Das Universitätsspital Basel gehört hierzulande zu den ersten Unternehmen, die als gesundheitsförderndes Führungsinstrument diesen so genannten anerkennenden Erfahrungsaustausch anwenden. «Ein Ziel dabei ist, das Feedback des Mitarbeiters zu erhalten, wie die Gesundheit gefördert werden kann», so Bollag. Dieser erfahre sich dadurch als kompetenter Partner, der Auskunft geben kann zu Fragen wie «Was tut das Unternehmen bereits für die Gesundheit der Mitarbeitenden?

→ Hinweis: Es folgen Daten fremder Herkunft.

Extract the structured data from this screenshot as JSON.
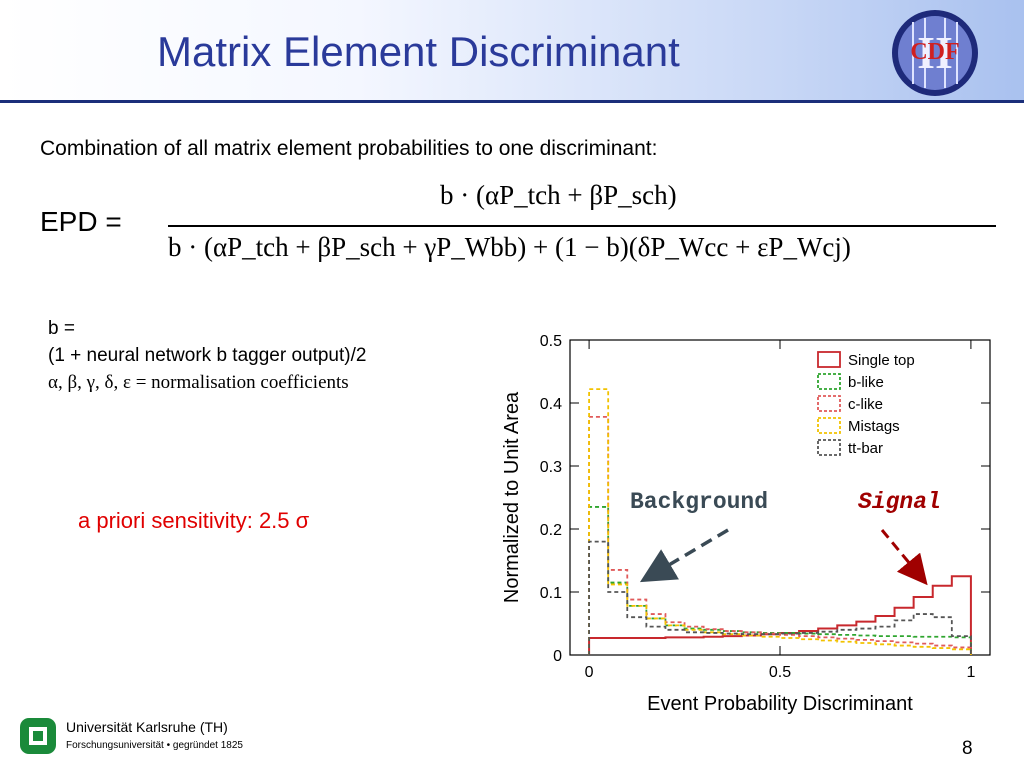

Wie kann ich mit den wechselnden Anforderungen Schritt halten?» Diese Art von Gesprächen, die den Mitarbeitenden stark einbezieht, führt auch dazu, dass sich zwischen Vorgesetzten und Mitarbeitenden eine Vertrauensbeziehung entwickeln kann.
«Wenn Mitarbeiter in Prozesse eingebunden sind, fördert dies das Gefühl, dazuzugehören, was wiederum die Motivation fördert», sagt Joe Studer, Geschäftsleiter der Max Schweizer AG. Das Malergeschäft hat vor zwei Jahren den Zürcher Preis für Gesundheitsförderung im Betrieb gewonnen. Viel Wert legt Joe Studer beim Führungsstil auf Selbständigkeit in der Ausführung der Arbeiten. Es sei wichtig, den rund 200 Mitarbeitern einen möglichst grossen Spielraum zu geben, in dem sie sich entfalten und entwickeln können. «Zu unserem Führungsstil gehört es auch, Fehler zu tolerieren und als Chancen wahrzunehmen, die Aus- und Weiterbildung zur Kultur zu machen und Themen anzusprechen sowie Lösungen zu erarbeiten und umzusetzen.»
Georg Bauer räumt ein, dass viele Führungsverantwortliche heute wissen, wie wichtig der Führungsstil für die Mitarbeiterzufriedenheit ist. «Wenn wir in Seminaren aber zusätzlich den grossen Einfluss der Führung auf Gesundheit und Leistungsfähigkeit aufzeigen, gibt es oft einen zusätzlichen Motivationsschub, das eigene Führungsverhalten zu verbessern.» Georg Bauer würde es begrüssen, wenn in der Schweiz Standards für die regelmässige Überprüfung der psychosozialen Arbeitsbedingungen eingeführt würden, wie dies für traditionelle Arbeitsplatzrisiken der Fall ist. «Dies würde Firmen gezielt ihr Verbesserungspotenzial aufzeigen und somit einen Beitrag zur Leistungsfähigkeit der Wirtschaft sowie der öffentlichen Gesundheit leisten.»